I am instead interested in her poem of the same name. In eight long lines of verse, ‘Cellular’ charts a story of young love and a sick lover. The middle lines describe a ‘Cellular love, diaphanous’, with a poetic persona who ‘liked feeling small in your arms, the weird, feminine shiver it gave me’ (p. 49). This feeling is new and yet also innate—part of the speaker’s biological makeup.

This cellularity emerges in the ‘pink slush of crisis’ and describes a vulnerability but also a defensiveness. ‘I didn’t have the resources to be angry’, we read, as well as the last line that produces a lamentable finality: ‘You decided to protect me, and that was the beginning of the end.’ The vulnerable cellularity of the love exposes the speaker to being looked after, but that creates faultlines between the lovers rather than joining them together.

It is an allusive, metaphorical poem, yet this verbal link between it and the introduction is fruitful. In the introduction, writing reveals the writer; in the poem, the vulnerable, immature speaker discovers something final about her love and about herself. This finality leads to a new self emerging after the end of the poem.
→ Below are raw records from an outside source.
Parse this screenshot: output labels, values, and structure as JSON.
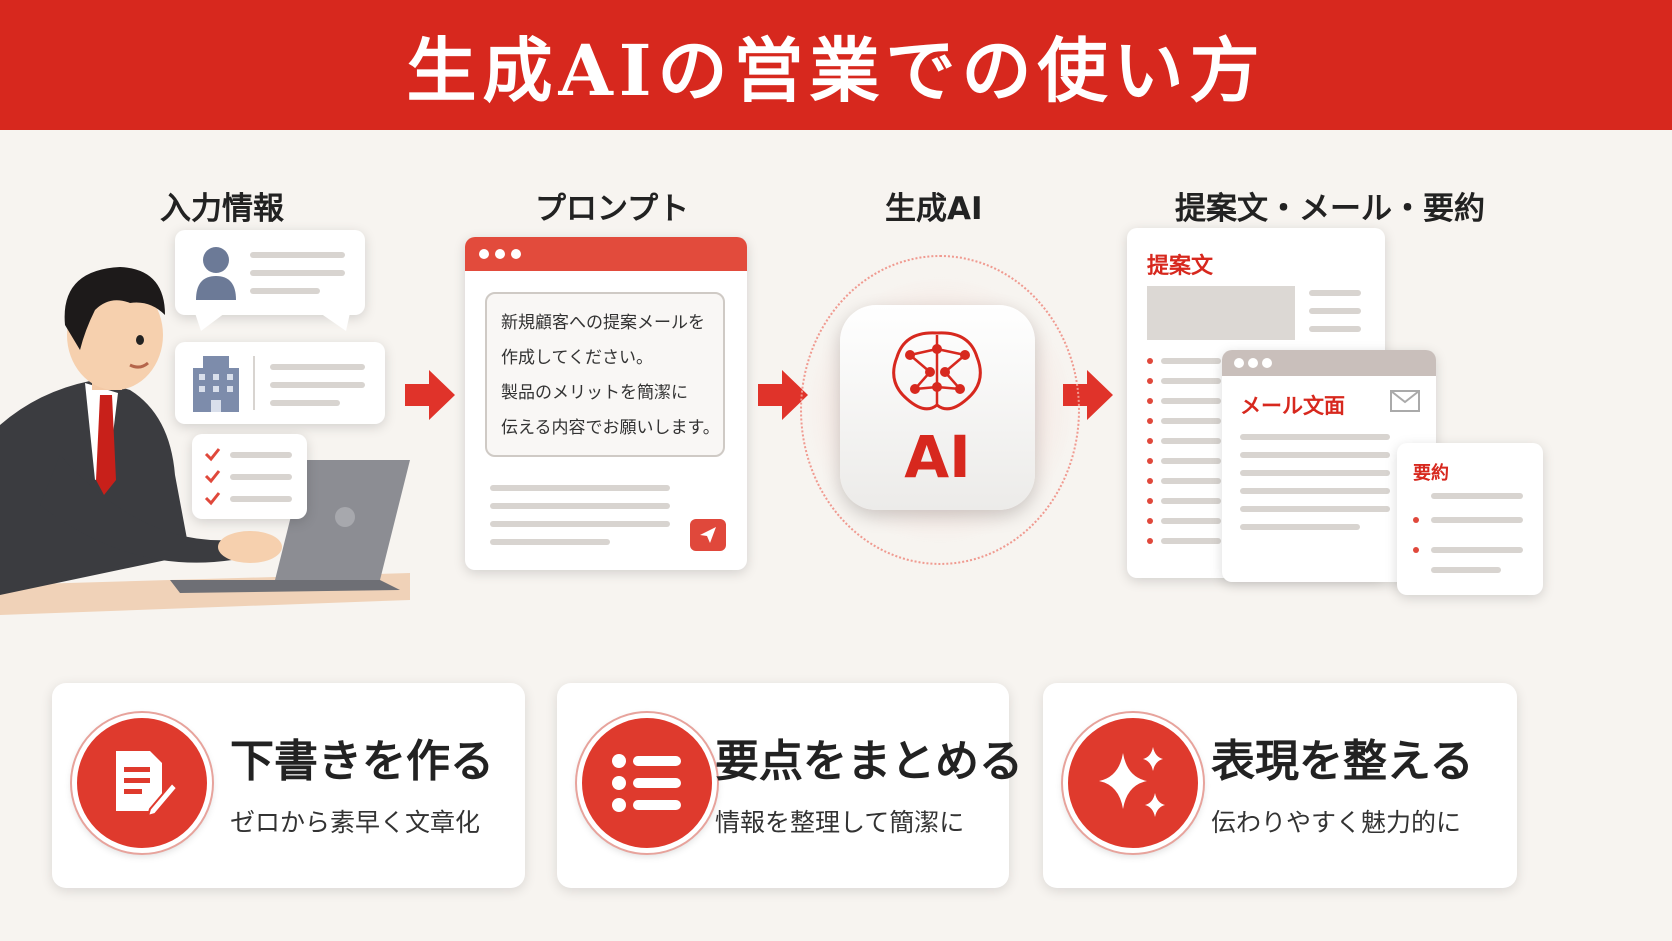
{
  "header": {
    "title": "生成AIの営業での使い方"
  },
  "steps": [
    {
      "title": "入力情報"
    },
    {
      "title": "プロンプト"
    },
    {
      "title": "生成AI"
    },
    {
      "title": "提案文・メール・要約"
    }
  ],
  "prompt": {
    "lines": [
      "新規顧客への提案メールを",
      "作成してください。",
      "製品のメリットを簡潔に",
      "伝える内容でお願いします。"
    ]
  },
  "ai_badge": {
    "label": "AI"
  },
  "outputs": {
    "proposal_label": "提案文",
    "mail_label": "メール文面",
    "summary_label": "要約"
  },
  "benefits": [
    {
      "title": "下書きを作る",
      "subtitle": "ゼロから素早く文章化",
      "icon": "document-pen-icon"
    },
    {
      "title": "要点をまとめる",
      "subtitle": "情報を整理して簡潔に",
      "icon": "list-icon"
    },
    {
      "title": "表現を整える",
      "subtitle": "伝わりやすく魅力的に",
      "icon": "sparkle-icon"
    }
  ],
  "colors": {
    "accent": "#d7281e",
    "background": "#f7f4f0"
  }
}
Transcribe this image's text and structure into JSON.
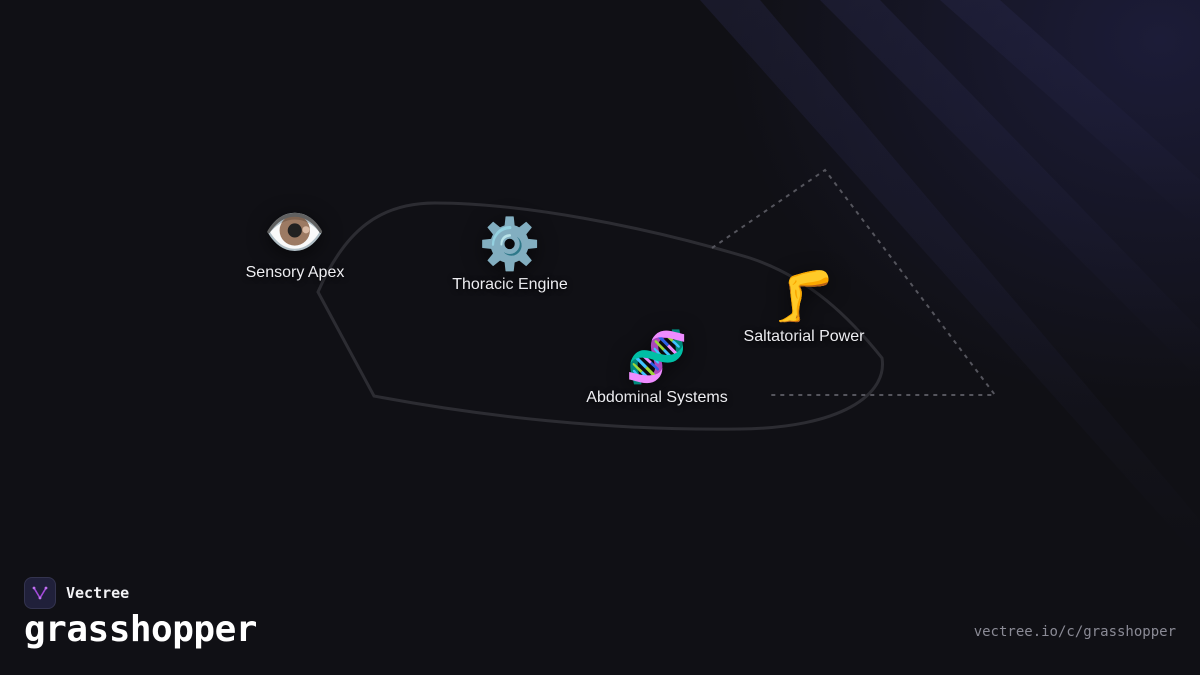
{
  "brand": {
    "name": "Vectree"
  },
  "title": "grasshopper",
  "url": "vectree.io/c/grasshopper",
  "nodes": [
    {
      "id": "sensory",
      "label": "Sensory Apex",
      "icon": "eye-icon",
      "glyph": "👁️"
    },
    {
      "id": "thoracic",
      "label": "Thoracic Engine",
      "icon": "gear-icon",
      "glyph": "⚙️"
    },
    {
      "id": "abdominal",
      "label": "Abdominal Systems",
      "icon": "dna-icon",
      "glyph": "🧬"
    },
    {
      "id": "saltatorial",
      "label": "Saltatorial Power",
      "icon": "leg-icon",
      "glyph": "🦵"
    }
  ],
  "colors": {
    "background": "#101015",
    "outline": "#2c2c32",
    "dashed": "#55555d",
    "logo_accent": "#a24ad9"
  }
}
It leads to an analogy in which the sick lover who ‘protected’ the speaker is equivalent to ‘writing’ in general. Writing—cellular writing in particular—becomes both poison and cure.[5]

That this conclusion comes out of one of Parks’s poems, rather than one of her song’s lyrics, is important. Just as the magic border comes out of the ‘chaotic magic’ of writing poetry—a magic that we can now see is a kind of poison creating vulnerability—so too does the border’s overcoming and cure arise from poetry.


[1] Arlo Parks, The Magic Border (London: 4th Estate, p. ix). My emphasis.

[2] Critics traditionally use ‘scansion’ to describe the reading and measuring of poetic rhythm when they identify stressed and unstressed syllables, and work out the poet’s use of metrical feet such as the iamb, trochee, etc.

[3] Ben Etherington, ‘Cellular scansion: creolization as poetic practice in Brathwaite’s Rights of Passage‘, Thinking Verse, III (2013), 186–208 (187) <available at: http://thinkingverse.org/issue03/BenEtherington_CellularScansion.pdf> [accessed 13 December 2023].

[4] Etherington, ‘Cellular scansion’, 189.

[5] These opposing ideas join together in the Ancient Greek word pharmakon. A modern equivalent in English is the word ‘drug’, which can help a sick patient, or bring on an illness.